After millennia of sluggish progress, humans abruptly showed signs of complex culture about 30,000 years ago. Anthropologist Rachel Caspari of the University of Michigan at Ann Arbor may have uncovered the cause of the rapid innovations in art, tools, and civilization: a dramatic increase in the number of old people.
By examining teeth from 768 ancient skulls, Caspari and colleague Sang-Hee Lee of the University of California at Riverside were able to estimate the age distributions of various prehistoric populations. “What you see is a steady increase in the number of people living into their thirties—and then there is an explosion,” Caspari says.

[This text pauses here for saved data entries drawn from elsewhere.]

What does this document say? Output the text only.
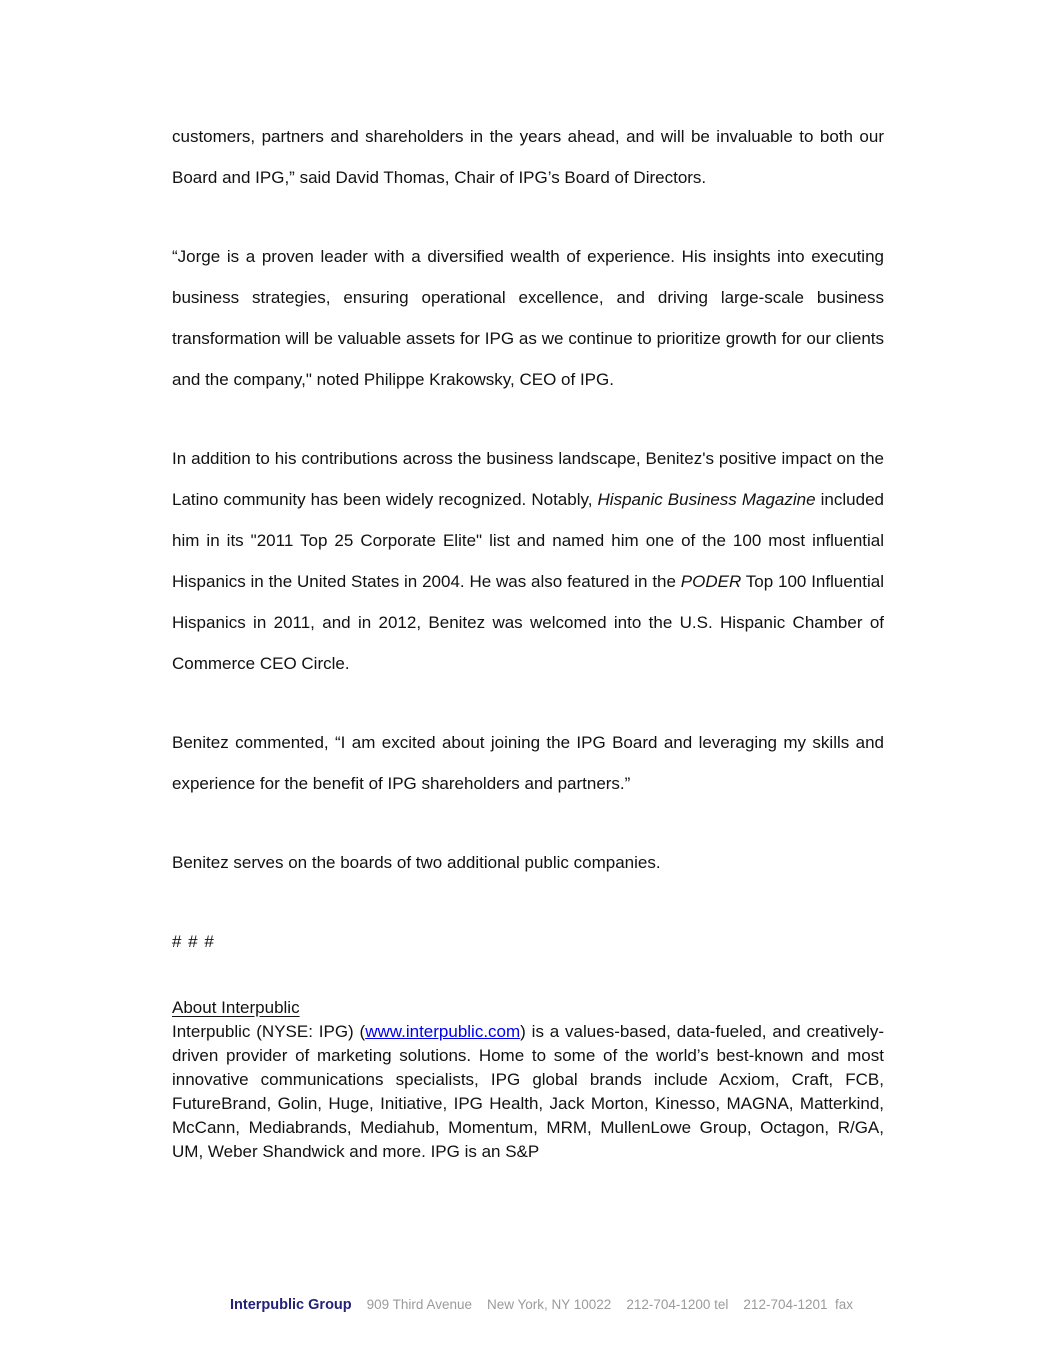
customers, partners and shareholders in the years ahead, and will be invaluable to both our Board and IPG,” said David Thomas, Chair of IPG’s Board of Directors.

“Jorge is a proven leader with a diversified wealth of experience. His insights into executing business strategies, ensuring operational excellence, and driving large-scale business transformation will be valuable assets for IPG as we continue to prioritize growth for our clients and the company," noted Philippe Krakowsky, CEO of IPG.

In addition to his contributions across the business landscape, Benitez's positive impact on the Latino community has been widely recognized. Notably, Hispanic Business Magazine included him in its "2011 Top 25 Corporate Elite" list and named him one of the 100 most influential Hispanics in the United States in 2004. He was also featured in the PODER Top 100 Influential Hispanics in 2011, and in 2012, Benitez was welcomed into the U.S. Hispanic Chamber of Commerce CEO Circle.

Benitez commented, “I am excited about joining the IPG Board and leveraging my skills and experience for the benefit of IPG shareholders and partners.”

Benitez serves on the boards of two additional public companies.

# # #

About Interpublic

Interpublic (NYSE: IPG) (www.interpublic.com) is a values-based, data-fueled, and creatively-driven provider of marketing solutions. Home to some of the world’s best-known and most innovative communications specialists, IPG global brands include Acxiom, Craft, FCB, FutureBrand, Golin, Huge, Initiative, IPG Health, Jack Morton, Kinesso, MAGNA, Matterkind, McCann, Mediabrands, Mediahub, Momentum, MRM, MullenLowe Group, Octagon, R/GA, UM, Weber Shandwick and more. IPG is an S&P

Interpublic Group 909 Third Avenue New York, NY 10022 212-704-1200 tel 212-704-1201  fax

Around 2 million years ago, only about one in 10 Australopithecines—the modest-brained hominids exemplified by the famous fossil Lucy— who made it to adulthood lived to twice the age of sexual maturity. That number increased to about 1 in 5 when early Homo species appeared a million years ago and increased again to nearly 4 in 10 by the age of the Neanderthals, some 130,000 to 30,000 years ago.
“Then around the 30,000-year mark, all of a sudden you see the reverse, where you have about two older adults for every young adult,” Caspari says. She suggests that the older faction, particularly postmenopausal women, sparked a cultural revolution. Having enough elders around to help rear the young would have provided a survival advantage and allowed larger populations. Elders would have also been invaluable in cultural transmission, passing along ideas and traditions. Caspari’s findings add to the growing support for the grandmother hypothesis, which suggests that human females (unlike those of most species) live far past their reproductive years because their presence aids their grandchildren. “It offers a simple explanation, with concrete evidence, for a very puzzling cultural phenomenon,” Caspari says.